Uranüs'ün ince halkası da aynı düzlemdedir.
Voyager 2, Uranüs'ün 10 yeni
uydusunu buldu. Bunların tümü, daha önce Yer’den keşfedilmiş 5 uydudan daha iç
bölgelerde, yani Uranüs’e daha yakındır. Ayrıca yeni bulunan bu 10 uydunun
tamamının, daha önce bulunan 5 uydudan daha küçük ve daha karanlık oldukları
anlaşıldı. Uranüs'ün beş büyük uydusu; Titanya, Oberon, Umbriel, Ariel ve
Miranda'nın Voyager 2 den çekilen fotograflarında, yüzeylerinin çatlaklarla
örtülü olduğu görülmüştür. Bu ise bize, bu küçük uydularda beklenmeyen tektonik
etkinliğin var olduğunu göstermektedir.
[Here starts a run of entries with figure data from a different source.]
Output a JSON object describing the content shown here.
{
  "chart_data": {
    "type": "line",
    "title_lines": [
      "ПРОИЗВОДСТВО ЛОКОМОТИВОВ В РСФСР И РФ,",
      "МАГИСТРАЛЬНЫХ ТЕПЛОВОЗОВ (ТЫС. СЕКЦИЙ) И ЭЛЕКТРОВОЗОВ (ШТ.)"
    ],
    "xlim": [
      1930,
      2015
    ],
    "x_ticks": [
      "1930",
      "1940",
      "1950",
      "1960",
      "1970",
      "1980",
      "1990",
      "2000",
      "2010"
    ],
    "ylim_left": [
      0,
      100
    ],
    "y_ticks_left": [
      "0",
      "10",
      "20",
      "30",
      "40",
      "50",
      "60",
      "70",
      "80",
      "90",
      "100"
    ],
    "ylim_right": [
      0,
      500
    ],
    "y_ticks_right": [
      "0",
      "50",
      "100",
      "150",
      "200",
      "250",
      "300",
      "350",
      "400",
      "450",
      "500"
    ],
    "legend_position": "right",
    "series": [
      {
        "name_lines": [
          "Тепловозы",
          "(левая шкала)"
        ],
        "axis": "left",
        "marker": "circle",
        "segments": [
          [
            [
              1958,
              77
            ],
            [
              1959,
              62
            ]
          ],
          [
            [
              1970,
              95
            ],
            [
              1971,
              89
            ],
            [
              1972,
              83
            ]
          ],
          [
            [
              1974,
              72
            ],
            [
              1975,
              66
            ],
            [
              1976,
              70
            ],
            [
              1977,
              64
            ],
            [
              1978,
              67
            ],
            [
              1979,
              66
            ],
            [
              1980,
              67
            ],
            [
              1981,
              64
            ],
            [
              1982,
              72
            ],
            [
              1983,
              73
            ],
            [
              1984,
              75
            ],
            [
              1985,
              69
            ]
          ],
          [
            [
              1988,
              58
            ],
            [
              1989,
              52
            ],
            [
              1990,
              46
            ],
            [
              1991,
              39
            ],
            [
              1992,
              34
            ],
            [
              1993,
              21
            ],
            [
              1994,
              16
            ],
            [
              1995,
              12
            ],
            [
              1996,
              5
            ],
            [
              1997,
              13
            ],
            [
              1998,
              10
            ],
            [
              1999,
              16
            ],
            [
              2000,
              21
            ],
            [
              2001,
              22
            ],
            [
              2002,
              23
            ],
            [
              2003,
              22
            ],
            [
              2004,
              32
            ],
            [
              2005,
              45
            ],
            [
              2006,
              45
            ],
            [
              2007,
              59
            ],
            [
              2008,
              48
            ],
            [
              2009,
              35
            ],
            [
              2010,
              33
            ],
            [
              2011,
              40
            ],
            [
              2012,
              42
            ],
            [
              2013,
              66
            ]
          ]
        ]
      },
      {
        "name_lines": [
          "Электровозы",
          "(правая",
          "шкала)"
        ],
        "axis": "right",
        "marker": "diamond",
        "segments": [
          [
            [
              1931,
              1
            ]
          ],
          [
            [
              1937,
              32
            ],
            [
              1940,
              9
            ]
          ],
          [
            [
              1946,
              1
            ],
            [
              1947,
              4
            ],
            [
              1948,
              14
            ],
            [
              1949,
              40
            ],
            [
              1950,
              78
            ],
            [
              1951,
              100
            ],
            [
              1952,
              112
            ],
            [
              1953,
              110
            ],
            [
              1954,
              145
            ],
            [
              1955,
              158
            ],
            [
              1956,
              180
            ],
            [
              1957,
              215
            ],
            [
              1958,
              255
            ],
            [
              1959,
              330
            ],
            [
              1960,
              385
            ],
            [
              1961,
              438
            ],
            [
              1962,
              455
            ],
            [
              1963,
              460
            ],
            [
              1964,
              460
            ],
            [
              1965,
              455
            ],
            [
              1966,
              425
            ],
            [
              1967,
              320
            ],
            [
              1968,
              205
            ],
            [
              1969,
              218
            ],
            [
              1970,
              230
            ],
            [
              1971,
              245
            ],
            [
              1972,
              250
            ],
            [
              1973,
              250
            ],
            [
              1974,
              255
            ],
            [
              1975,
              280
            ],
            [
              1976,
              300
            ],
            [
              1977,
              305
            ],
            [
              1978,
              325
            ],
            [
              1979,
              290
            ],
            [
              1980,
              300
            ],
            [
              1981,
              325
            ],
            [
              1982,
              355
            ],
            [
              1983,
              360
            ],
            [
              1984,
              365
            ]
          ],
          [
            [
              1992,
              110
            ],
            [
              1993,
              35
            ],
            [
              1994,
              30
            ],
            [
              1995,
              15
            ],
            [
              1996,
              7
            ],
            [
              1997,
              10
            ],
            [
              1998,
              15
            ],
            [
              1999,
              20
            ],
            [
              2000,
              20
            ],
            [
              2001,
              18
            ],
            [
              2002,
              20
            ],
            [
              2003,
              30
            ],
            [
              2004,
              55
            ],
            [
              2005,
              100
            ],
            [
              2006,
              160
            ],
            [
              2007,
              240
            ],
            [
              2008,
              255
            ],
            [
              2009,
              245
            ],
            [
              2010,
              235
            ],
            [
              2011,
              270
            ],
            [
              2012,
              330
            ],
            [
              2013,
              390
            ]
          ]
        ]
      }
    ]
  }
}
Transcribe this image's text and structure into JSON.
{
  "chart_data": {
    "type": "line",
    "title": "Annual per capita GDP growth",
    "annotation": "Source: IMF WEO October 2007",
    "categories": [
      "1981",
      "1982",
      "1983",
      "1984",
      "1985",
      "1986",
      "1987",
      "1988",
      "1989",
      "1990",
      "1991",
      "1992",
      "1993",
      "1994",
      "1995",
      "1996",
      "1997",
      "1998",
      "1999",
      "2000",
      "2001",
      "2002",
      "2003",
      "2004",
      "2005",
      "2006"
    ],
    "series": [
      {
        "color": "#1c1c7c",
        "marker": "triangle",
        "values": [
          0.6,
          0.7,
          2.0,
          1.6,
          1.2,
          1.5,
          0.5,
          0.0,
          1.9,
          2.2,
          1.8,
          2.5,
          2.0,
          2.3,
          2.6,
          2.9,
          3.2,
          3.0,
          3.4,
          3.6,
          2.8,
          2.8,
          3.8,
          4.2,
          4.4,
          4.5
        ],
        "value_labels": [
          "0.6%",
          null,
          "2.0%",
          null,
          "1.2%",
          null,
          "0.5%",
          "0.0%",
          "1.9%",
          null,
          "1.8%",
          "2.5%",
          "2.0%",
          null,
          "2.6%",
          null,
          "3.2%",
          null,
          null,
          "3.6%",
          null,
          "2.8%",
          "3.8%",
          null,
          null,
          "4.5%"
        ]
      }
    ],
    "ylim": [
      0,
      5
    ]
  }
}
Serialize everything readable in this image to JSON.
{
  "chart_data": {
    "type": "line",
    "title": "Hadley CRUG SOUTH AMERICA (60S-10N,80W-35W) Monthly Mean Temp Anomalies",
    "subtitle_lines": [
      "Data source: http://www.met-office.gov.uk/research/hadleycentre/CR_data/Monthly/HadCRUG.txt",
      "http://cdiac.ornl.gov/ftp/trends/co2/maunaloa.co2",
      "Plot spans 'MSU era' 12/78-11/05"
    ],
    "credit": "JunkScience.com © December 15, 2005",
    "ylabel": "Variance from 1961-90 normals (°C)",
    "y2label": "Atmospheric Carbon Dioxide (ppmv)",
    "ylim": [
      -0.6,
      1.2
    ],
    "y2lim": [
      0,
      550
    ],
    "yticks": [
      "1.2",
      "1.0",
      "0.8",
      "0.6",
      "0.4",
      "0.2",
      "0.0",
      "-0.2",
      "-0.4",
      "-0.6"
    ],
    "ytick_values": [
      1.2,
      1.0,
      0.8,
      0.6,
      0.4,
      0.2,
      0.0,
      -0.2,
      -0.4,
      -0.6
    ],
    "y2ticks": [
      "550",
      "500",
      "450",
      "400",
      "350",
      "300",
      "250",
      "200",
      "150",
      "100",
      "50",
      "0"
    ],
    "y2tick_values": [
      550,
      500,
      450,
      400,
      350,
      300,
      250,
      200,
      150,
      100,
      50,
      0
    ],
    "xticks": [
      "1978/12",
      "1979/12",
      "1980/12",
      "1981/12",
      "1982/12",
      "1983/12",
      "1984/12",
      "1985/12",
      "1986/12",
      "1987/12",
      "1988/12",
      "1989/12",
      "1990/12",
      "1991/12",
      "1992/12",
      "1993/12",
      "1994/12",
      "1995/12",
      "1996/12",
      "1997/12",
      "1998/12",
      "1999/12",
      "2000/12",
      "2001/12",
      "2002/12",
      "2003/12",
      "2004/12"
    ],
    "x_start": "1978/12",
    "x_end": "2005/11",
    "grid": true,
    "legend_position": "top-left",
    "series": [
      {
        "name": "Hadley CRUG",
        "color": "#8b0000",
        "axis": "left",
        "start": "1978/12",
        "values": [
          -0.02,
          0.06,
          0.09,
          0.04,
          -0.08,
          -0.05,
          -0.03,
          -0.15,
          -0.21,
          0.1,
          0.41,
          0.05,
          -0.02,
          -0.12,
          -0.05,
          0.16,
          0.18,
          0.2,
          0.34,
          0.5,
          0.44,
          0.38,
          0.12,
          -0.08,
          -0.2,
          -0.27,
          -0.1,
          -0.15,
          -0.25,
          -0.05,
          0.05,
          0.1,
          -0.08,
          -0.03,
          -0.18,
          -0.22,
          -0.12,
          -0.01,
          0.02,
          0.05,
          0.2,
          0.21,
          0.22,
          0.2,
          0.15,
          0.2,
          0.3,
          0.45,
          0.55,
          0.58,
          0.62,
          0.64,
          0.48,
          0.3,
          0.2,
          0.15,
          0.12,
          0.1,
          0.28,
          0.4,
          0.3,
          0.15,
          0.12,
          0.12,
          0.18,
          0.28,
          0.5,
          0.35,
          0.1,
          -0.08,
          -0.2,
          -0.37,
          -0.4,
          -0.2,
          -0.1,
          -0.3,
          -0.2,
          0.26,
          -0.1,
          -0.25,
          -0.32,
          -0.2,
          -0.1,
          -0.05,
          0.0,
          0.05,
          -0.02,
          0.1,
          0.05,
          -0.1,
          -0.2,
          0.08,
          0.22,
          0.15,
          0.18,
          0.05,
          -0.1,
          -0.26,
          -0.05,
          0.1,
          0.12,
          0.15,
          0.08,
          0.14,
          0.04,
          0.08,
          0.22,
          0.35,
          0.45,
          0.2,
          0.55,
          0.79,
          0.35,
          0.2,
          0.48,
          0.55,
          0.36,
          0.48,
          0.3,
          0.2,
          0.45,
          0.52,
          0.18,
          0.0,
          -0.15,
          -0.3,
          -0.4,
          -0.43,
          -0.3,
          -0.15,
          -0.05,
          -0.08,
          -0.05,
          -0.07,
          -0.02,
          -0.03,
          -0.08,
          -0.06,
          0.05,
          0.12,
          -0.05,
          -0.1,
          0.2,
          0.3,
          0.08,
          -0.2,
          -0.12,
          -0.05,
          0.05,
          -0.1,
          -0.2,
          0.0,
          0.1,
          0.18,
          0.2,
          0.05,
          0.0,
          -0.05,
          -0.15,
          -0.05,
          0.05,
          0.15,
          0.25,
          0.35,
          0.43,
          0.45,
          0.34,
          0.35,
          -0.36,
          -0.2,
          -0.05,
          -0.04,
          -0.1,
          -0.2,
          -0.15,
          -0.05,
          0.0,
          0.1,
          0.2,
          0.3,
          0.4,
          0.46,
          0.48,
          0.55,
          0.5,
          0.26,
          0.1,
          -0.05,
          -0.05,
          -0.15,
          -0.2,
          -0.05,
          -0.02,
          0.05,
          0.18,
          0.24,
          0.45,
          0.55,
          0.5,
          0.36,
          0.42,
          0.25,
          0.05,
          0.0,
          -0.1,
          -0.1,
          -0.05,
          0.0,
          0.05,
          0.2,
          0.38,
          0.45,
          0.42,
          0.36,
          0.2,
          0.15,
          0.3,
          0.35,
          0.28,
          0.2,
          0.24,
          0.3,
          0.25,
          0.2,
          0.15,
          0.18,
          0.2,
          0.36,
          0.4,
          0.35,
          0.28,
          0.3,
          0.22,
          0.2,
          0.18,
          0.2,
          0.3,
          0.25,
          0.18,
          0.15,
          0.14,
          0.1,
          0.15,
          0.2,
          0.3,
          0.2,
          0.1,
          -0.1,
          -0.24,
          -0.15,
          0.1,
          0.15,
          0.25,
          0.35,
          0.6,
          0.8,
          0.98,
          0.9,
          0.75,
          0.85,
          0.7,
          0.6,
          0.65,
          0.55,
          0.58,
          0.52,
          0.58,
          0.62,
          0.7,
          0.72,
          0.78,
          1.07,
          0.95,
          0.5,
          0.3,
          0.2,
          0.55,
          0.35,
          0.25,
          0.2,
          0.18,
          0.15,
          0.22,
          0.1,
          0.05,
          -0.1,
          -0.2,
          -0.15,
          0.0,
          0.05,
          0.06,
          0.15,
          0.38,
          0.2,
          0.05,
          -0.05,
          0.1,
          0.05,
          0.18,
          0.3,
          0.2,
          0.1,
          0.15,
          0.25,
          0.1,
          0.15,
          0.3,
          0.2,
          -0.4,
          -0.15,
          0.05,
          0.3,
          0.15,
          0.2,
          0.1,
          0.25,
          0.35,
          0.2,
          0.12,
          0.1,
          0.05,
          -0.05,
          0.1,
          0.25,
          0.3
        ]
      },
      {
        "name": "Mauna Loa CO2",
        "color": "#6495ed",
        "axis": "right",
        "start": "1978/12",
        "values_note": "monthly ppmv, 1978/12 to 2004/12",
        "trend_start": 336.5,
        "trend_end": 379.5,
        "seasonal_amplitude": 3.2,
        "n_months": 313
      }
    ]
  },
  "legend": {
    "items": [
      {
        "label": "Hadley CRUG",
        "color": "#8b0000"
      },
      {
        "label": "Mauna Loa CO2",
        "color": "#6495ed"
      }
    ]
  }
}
Tektonik hareket bilindiği gibi gezegen
kabuğundaki hareketlerdir ve sadece büyük gezegenlerde gözlenebilir. Bu
harekete, iç ısının, konveksiyon ile yukarı doğru aktarımı neden olur. Uranüs
uydularında, belki tedirginlik kuvvetleri belki de çarpışma sonucu ortaya çıkan
kuvvetler yüzeyde etkinliğini sürdürmektedir.
Şekil 3.42: Uranüs’ün beş büyük
uydusunun fotoğrafı görülmektedir. Umbriel, üste parlak gözüken krater hariç
genelde karanlık gözükür. Titania, Uranüs’ün en büyük uydusudur ve üstünde
görülen nehir yatağına benzer vadinin uzunluğu 1500 km kadardır. Oberon’nun
yüzeyinde ise bol miktarda krater vardır.